Friday, July 30, 2010

ICU, Police clash at Castle




Posted on: www.dailyguideghana.com

By William Yaw Owusu

Friday July 30, 2010
What started as a peaceful demonstration by the Industrial and Commercial Workers’ Union (ICU) to protest against ‘killer’ utility tariffs almost turned ‘bloody’ when the police tried to stop the demonstrators from joining the leadership of the ICU at the Castle, Osu.

Some ICU executives, led by the Acting General Secretary Gilbert Awinongya, had gone to the Castle to present their petition to President J.E.A Mills to force the Public Utilities Regulatory Commission (PURC) to review the outrageous utility tariffs.
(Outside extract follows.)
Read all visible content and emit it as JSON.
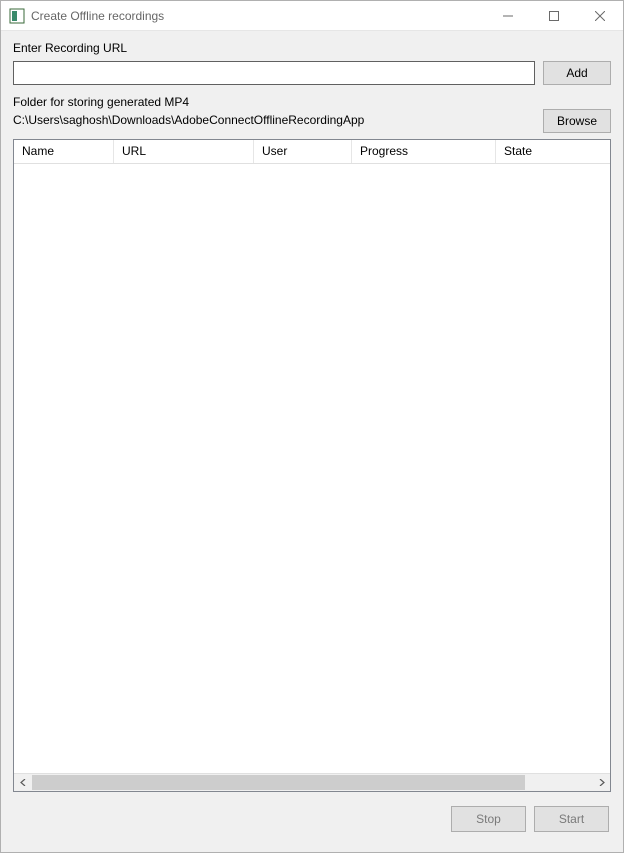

The demonstrators decided to move to the Castle to join their leaders when the latter kept too long at the seat of government.

They had converged on the Independence Square as agreed upon with the police after embarking on a 45-minute march amid singing and dancing from the TUC Headquarters through to the Old Parliament House, Cocoa Affairs Court, Ministries Police Station and then to the parade grounds to await the outcome of the meeting of their executives with the President.

After about an hour of standing under the sun, they became ‘charged’ and started marching towards the Castle.

Some had alleged that if they did not go to the Castle their leaders could be ‘tipped’ by the government while others said once other demonstrators had always gone to the Castle they also had the right to be there.

The about 70 policemen on duty who were partially armed had it tough controlling the demonstrators who at that time were becoming very loud.

They started moving towards the Castle crossroads but were fiercely prevented by the police and some National Security operatives when they were about 50 meters to the crossroad where another batch of policemen ostensibly from the Castle who were heavily armed had taken position.

The incident created heavy vehicular and human traffic on the Tema Station-Osu stretch of the Accra-Tema road.

The police then called for re-inforcement and within a period of 35 minutes, heavily armed policemen wielding different riot control equipment, started arriving from the various divisions in the region.

The police after the re-inforcement managed to overpower the demonstrators and pushed them back to the parade grounds where out of frustration, most of the demonstrators left in their buses without waiting for their leaders to return from the Castle to brief them.

The professionalism with which the police handled the situation ensured that not a single bullet was fired or teargas canisters fired either.

The few that remained were carefully monitored by the police until the ICU leaders returned to the Castle to brief them on what had transpired.

Mr. Awinongya told them that they were met on arrival at the Castle by a Deputy Chief of Staff Ms. Valerie Sawyer and Samuel Okudzeto-Ablakwa, a deputy Minister of Information and during the interaction Ms. Sawyer had said the government had assumed that organized labour involved only the Ghana Trades’ Union Congress (GTUC).

“She apologised to us and promised that the government was going to look into our petition.”

Mr. Awinongya also said “we were assured that the government was going to ask the PURC to rethink the increases in tariffs. At least, we have been able to demonstrate the ICU spirit and we also thank the government for receiving us.”

Before embarking on the demonstration, Mr. Awinongya had addressed the members at the forecourt of the TUC saying “what we are doing should not be politicised.

The ICU has never been engaged in any arrangement to discuss tariffs. The high tariffs are threatening our sources of livelihood. It is killing local industries.”

“We cannot be talking about job creation when we are laying off workers, when local industries are dying. When you kill the private sector you kill all Ghanaians.”

Mr. Freeman Kumashie, Deputy Regional Operations Commander who was among the police officers ensuring a peaceful demonstration, initially commended the demonstrators for comporting themselves and following instructions but later said “I did not know what motivated them to cause confusion. All the same, nothing untoward happened.”

There were several placards condemning the government and the PURC for bringing hardship to Ghanaian workers.